Il comitato Remigrazione e Riconquista attacca la Questura di Prato per quanto deciso in merito alla manifestazione in programma sabato 7 marzo a Prato con ritrovo in piazza Europa alle 15: “Il divieto del corteo disposto dalla Questura – si legge in una nota del Comitato – rappresenta un atto vergognoso e un tentativo evidente di comprimere la libertà di manifestazione di un Comitato che sta raccogliendo centinaia di migliaia di sottoscrizioni in tutta Italia. Una decisione che appare dettata dal desiderio di dare credito alle pressioni della “mafia antifascista”, ancora particolarmente influente in Toscana ed evidentemente terrorizzata nel vedere il Comitato Remigrazione e Riconquista forte e sempre più presente e radicato anche nelle cosiddette regioni rosse”.
La decisione della Questura è stata assunta, sulla base di quanto emerso durante il Cosp in Prefettura, con lo scopo di ridurre al minimo il rischio di scontri e incidenti visto che, nella stessa giornata di sabato, sono tre le manifestazioni che si svolgeranno nel pomeriggio: oltre a quella del Comitato Remigrazione, quella “Mai più fascismi. Mai più deportazioni” organizzata da venti organizzazioni, tra partiti, sindacati e associazioni e quella “Contro le deportazioni, perché remigrazione vuol dire deportazione” con Sudd Cobas, Collettivo di fabbrica-lavoratori Gkn Firenze e Comitato 25 aprile Prato.

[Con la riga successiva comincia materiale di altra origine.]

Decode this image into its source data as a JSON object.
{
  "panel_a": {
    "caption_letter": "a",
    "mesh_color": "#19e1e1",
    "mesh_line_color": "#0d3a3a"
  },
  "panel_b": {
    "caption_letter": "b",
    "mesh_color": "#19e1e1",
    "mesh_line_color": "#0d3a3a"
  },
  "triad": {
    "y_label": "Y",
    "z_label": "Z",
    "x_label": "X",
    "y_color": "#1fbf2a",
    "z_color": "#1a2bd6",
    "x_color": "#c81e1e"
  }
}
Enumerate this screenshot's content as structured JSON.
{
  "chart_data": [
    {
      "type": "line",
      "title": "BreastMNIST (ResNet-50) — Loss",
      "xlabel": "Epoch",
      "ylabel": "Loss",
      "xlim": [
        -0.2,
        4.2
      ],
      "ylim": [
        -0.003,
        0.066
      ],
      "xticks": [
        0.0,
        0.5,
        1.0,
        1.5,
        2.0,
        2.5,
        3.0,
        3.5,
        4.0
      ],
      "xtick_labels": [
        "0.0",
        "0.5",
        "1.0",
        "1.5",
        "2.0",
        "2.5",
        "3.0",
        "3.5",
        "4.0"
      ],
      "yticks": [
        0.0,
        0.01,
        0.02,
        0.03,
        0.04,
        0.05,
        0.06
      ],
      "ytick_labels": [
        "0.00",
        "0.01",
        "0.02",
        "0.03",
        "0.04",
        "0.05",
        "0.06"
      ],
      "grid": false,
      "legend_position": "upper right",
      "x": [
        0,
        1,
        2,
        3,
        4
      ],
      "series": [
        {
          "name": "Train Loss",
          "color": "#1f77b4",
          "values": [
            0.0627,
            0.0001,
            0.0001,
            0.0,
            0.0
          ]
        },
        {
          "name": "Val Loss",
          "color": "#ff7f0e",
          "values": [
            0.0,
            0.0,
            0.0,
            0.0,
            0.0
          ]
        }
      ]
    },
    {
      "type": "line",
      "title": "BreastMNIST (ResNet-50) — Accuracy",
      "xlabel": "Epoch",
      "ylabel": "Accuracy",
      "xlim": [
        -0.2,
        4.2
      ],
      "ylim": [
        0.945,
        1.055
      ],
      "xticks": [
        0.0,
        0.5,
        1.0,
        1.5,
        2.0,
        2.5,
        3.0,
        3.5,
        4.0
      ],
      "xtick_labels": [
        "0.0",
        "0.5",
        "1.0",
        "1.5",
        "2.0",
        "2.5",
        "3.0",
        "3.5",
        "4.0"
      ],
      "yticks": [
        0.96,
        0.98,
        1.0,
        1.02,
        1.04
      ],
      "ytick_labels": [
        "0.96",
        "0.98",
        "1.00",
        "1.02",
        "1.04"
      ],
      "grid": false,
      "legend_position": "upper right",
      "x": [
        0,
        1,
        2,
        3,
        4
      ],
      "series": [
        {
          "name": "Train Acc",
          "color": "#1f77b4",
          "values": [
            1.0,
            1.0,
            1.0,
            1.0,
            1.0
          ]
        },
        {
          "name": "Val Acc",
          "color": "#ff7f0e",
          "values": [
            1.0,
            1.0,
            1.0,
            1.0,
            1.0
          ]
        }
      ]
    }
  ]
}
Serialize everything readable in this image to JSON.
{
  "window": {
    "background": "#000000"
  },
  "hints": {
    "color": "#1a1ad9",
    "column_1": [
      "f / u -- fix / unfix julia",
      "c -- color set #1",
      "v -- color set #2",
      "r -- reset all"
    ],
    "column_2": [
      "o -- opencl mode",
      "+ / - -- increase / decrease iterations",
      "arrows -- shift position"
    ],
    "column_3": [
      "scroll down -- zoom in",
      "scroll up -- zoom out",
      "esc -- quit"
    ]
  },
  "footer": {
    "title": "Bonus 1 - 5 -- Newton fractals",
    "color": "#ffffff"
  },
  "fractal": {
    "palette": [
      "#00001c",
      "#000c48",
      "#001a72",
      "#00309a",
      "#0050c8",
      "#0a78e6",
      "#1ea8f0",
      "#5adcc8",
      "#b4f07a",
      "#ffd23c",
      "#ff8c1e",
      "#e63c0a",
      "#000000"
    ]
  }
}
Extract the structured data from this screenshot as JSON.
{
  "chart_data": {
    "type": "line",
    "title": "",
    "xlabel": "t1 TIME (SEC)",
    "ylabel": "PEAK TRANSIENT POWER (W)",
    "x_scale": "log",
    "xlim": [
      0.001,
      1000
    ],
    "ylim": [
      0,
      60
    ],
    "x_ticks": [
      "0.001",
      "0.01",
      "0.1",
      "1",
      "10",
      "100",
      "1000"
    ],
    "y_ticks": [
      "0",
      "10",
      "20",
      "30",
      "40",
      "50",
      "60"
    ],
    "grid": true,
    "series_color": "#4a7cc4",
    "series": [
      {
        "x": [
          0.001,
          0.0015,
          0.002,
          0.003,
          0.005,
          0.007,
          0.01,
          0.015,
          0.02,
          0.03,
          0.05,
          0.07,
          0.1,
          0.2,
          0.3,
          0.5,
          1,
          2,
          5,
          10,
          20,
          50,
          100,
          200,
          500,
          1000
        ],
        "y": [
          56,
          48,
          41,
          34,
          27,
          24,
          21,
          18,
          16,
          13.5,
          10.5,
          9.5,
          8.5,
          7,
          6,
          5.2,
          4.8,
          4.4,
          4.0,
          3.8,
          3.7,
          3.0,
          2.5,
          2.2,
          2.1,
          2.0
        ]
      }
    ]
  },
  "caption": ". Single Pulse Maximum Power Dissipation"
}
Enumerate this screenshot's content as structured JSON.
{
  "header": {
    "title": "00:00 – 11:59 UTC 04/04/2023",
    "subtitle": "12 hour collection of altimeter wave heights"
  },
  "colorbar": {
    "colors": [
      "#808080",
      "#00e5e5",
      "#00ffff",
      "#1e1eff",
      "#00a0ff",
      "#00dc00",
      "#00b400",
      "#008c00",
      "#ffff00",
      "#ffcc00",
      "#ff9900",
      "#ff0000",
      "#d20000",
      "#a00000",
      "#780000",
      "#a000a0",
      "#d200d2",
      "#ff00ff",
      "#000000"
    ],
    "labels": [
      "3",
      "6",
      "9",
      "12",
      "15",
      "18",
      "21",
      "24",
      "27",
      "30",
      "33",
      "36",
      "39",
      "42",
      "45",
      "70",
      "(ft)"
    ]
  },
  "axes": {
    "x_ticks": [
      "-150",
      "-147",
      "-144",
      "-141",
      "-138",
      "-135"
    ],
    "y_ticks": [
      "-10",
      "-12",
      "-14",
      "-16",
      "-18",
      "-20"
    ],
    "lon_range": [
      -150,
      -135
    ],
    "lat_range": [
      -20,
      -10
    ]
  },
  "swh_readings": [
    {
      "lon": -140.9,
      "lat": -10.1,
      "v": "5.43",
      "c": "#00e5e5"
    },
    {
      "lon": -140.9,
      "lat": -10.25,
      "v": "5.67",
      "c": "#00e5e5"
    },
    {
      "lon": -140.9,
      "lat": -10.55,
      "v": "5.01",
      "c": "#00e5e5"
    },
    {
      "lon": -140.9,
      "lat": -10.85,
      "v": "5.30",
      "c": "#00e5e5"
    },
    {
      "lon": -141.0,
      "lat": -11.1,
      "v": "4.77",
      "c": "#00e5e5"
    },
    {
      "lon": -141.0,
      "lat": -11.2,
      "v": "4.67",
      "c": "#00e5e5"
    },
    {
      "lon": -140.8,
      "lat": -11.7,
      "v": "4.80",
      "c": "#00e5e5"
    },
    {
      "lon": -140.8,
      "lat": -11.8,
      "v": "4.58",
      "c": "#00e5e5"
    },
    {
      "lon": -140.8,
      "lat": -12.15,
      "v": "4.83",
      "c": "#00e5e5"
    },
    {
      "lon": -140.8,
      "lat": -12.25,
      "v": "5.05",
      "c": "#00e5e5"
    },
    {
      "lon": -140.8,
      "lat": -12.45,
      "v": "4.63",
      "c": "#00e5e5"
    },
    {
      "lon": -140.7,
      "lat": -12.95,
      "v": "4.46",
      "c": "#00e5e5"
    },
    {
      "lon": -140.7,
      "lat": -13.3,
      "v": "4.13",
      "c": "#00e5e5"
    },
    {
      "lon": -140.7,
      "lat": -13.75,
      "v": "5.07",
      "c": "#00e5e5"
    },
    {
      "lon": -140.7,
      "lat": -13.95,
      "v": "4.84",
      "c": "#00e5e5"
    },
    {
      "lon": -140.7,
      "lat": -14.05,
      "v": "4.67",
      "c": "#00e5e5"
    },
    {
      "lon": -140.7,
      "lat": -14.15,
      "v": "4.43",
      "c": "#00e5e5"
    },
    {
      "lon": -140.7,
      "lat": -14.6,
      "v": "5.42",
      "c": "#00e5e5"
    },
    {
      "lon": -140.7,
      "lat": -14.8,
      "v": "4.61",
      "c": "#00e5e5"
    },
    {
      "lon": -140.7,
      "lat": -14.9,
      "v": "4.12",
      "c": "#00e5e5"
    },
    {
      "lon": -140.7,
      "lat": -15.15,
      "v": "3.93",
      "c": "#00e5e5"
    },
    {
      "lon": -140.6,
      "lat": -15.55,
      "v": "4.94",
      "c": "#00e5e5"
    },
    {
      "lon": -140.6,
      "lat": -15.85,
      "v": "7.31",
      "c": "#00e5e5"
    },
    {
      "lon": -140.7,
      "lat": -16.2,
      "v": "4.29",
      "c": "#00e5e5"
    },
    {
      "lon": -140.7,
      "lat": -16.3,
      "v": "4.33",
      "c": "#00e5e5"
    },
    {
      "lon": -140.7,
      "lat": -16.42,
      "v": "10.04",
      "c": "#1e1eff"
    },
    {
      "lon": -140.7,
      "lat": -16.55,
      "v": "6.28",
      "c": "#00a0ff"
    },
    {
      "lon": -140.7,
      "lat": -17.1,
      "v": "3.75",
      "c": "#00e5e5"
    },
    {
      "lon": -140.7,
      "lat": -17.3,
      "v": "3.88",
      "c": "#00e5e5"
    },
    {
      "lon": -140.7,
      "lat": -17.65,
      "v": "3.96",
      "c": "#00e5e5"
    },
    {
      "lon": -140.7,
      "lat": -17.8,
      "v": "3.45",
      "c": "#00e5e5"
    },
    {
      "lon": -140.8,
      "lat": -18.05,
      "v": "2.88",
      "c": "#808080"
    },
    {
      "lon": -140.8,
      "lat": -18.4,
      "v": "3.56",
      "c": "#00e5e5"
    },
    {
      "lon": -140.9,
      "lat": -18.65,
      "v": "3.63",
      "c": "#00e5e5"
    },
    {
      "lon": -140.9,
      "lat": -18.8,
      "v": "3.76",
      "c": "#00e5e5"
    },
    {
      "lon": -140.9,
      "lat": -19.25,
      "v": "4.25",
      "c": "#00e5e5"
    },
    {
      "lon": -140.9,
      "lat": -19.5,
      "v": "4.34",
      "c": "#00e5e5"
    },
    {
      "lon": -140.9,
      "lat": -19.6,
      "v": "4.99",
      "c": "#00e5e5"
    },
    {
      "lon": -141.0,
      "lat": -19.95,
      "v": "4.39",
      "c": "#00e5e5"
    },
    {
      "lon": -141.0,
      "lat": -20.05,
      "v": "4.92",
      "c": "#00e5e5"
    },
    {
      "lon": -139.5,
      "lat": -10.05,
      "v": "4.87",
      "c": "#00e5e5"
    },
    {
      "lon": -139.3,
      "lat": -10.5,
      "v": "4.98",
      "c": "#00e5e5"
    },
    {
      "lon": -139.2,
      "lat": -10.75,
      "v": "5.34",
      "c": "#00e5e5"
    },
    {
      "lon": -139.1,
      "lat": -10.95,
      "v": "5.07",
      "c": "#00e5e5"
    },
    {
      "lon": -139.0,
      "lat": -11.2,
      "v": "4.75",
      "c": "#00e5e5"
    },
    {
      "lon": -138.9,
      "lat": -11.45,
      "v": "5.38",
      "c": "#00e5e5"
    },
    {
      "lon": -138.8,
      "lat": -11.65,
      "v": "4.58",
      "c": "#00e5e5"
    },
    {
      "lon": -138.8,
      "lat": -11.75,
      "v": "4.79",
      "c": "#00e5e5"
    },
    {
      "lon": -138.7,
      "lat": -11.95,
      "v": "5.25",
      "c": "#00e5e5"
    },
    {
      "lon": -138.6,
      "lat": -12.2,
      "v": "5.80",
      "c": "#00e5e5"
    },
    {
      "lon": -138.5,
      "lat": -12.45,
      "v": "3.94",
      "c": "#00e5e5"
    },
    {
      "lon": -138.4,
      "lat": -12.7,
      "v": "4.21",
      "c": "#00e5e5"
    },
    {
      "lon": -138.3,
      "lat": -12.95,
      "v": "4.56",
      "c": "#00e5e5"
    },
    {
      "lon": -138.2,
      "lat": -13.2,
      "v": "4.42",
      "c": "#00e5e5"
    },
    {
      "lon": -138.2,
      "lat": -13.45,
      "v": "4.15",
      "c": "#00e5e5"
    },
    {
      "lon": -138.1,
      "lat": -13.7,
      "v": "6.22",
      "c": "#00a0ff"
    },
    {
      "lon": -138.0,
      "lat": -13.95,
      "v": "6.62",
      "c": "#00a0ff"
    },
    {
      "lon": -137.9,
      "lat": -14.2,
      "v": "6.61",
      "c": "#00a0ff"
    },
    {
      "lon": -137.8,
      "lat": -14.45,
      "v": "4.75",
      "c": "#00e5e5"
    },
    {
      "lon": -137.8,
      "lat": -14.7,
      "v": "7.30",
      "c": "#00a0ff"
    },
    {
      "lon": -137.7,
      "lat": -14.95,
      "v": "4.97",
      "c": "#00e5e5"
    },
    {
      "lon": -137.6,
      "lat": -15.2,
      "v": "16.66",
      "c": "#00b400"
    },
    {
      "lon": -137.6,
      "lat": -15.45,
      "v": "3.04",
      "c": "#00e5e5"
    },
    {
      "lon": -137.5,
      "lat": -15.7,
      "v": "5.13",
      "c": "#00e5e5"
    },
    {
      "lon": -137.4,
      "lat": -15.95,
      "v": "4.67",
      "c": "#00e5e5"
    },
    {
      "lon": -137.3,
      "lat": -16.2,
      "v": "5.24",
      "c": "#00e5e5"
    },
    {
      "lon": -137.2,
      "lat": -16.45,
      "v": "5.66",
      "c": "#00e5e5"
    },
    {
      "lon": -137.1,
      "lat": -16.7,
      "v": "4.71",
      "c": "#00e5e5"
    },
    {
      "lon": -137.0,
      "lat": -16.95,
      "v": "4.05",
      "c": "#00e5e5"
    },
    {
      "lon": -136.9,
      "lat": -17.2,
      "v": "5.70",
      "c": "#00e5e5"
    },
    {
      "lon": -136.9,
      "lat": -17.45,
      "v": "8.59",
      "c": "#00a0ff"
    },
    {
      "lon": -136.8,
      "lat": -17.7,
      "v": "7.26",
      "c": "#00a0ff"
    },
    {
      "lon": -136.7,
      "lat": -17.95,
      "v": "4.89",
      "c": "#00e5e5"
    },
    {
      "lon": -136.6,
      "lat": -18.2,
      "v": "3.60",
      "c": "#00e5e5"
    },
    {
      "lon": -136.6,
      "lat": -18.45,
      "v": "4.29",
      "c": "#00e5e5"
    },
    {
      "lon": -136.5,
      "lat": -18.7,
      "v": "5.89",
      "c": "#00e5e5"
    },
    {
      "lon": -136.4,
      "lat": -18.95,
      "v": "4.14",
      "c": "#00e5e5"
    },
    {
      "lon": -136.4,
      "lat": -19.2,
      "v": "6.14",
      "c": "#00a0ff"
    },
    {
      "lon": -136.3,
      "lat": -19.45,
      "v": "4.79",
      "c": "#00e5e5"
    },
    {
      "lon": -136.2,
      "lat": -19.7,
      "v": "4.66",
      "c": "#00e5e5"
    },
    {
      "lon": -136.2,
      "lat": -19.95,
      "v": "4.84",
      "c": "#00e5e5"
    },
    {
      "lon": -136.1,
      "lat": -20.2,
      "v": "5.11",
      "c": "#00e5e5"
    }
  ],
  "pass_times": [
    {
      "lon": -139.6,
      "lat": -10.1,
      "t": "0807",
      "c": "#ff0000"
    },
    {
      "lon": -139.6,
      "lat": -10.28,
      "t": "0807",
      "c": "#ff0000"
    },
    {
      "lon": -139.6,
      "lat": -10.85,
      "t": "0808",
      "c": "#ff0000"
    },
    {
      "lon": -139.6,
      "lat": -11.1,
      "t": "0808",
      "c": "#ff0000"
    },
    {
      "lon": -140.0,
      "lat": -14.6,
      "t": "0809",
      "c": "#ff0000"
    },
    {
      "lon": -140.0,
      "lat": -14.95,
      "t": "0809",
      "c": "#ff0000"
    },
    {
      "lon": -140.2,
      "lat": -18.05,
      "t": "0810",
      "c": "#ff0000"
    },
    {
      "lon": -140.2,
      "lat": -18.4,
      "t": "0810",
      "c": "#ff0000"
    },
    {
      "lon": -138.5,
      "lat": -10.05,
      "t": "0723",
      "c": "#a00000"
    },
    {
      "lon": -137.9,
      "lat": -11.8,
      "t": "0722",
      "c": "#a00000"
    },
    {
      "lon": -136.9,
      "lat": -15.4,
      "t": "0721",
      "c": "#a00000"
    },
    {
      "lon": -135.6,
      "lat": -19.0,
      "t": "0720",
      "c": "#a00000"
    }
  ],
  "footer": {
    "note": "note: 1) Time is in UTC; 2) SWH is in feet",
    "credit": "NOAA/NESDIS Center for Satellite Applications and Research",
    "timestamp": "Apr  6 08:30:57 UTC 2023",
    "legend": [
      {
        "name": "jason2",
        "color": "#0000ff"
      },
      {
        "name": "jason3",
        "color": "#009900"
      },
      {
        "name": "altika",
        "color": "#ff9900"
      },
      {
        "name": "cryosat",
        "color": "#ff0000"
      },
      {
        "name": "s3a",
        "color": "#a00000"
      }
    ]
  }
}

Dal punto di vista dell’ordine pubblico è sicuramente più semplice gestire tre presidi fissi invece di cortei che si muovono lungo le strade della città.
Un’altra polemica, intanto, viene sollevata da Claudiu Stanasel, candidato sindaco della Lega e unico politico di livello ad aver aderito alla manifestazione per la remigrazione: “In queste ore tanti studenti pratesi mi stanno segnalando la presenza di manifesti politici distribuiti stamani nelle scuole della città – dice -. Si tratta di manifesti che paragonano la manifestazione prevista sabato a Prato al fascismo storico, parlano di “deportazioni” e invitano studenti e cittadini a partecipare a una contromanifestazione prevista lo stesso giorno in piazza Duomo, quella organizzata da Sudd Cobas insieme a Collettivo di Fabbrica e Comitato 25 Aprile Prato. Un fatto che considero estremamente grave. Le scuole devono essere luoghi di studio e di formazione, non spazi trasformati in bacheche di propaganda politica o ideologica, soprattutto quando questa viene rivolta direttamente a studenti e minorenni”.